I found myself laughing quite regularly at the series of gags and confusion with Dante's magic behind most of the visuals. Sheila Ryan, who appeared with the boys in "Great Guns", returns for this outing as Dante's assistant. The sight of Laurel and Hardy in their costumes working with Dante has the audience in stitches, as does the moment when Laurel must climb a magic rope as Hardy plays the clarinet to keep the rope standing straight up. Elisha Cook Jr. ("The Maltese Falcon") is instantly recognizable as one of the stereotypical dumb crooks. The ending is another one of the team's visual gags that will have you tearing up in laughter.

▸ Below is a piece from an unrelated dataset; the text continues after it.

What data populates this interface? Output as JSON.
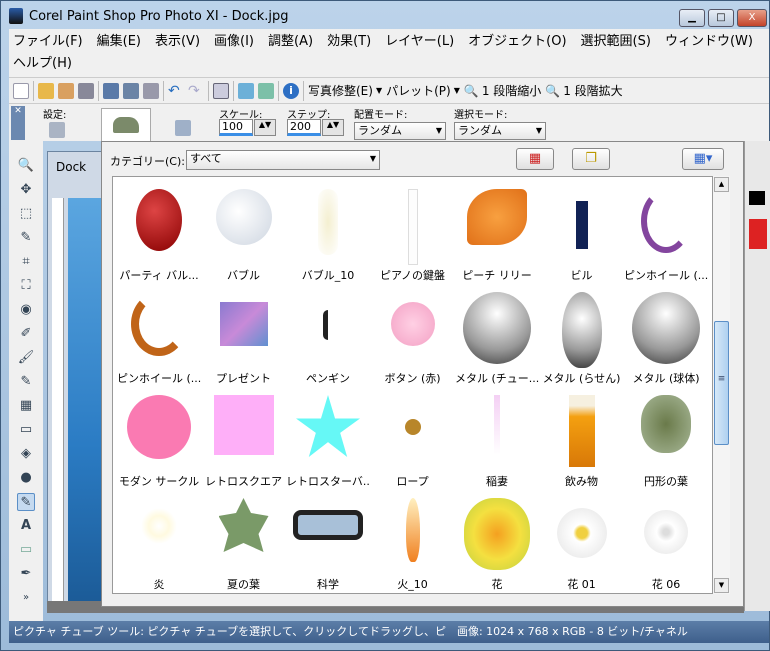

Reviewed by planktonrules 5 / 10

Funny or typical of earlier Laurel and Hardy films? No,...but still a pleasant little film

Laurel and Hardy had been stars for years with Hal Roach Studios. However, by the 1940s, they were considerably older and their contract had expired. Their decision to try out other studios (RKO, MGM and FOX) resulted in a string of, at best, lackluster films. Sure, they made better money, but none of these films comes close to classic status.

As for A-HAUNTING WE WILL GO, it was one of these 1940s films, but at least it wasn't bad--just, unfortunately, made by a studio that had no appreciation for the team at all. The biggest problem about this film is that Stan and Ollie play roles that could have been filled by practically anyone. The usual banter and style you'd expect in a Laurel and Hardy film is strangely absent--something that plagued all their post-Roach productions.

The plot for A-HAUNTING WE WILL GO was quite unexpected. With a title like this, I would have expected a movie about a haunted house or ghosts but these were strangely absent from the film. Instead, it's about Stan and Ollie stumbling into a gang of criminals as well as bumbling into becoming assistants to a magician.

Fortunately, despite being a very odd and unfamiliar style, the script wasn't bad at all--but unfortunately it wasn't all that funny either. While there were a few mildly funny moments, they were all centered around camera tricks and had nothing to do with the boys themselves. It was if funny things were thrown at them instead of allowing them to just be themselves and express their own gentle form of humor. Still, not a bad film--but far from classic Laurel and Hardy. Worth a look for fans of the team and not particularly offensive or daring.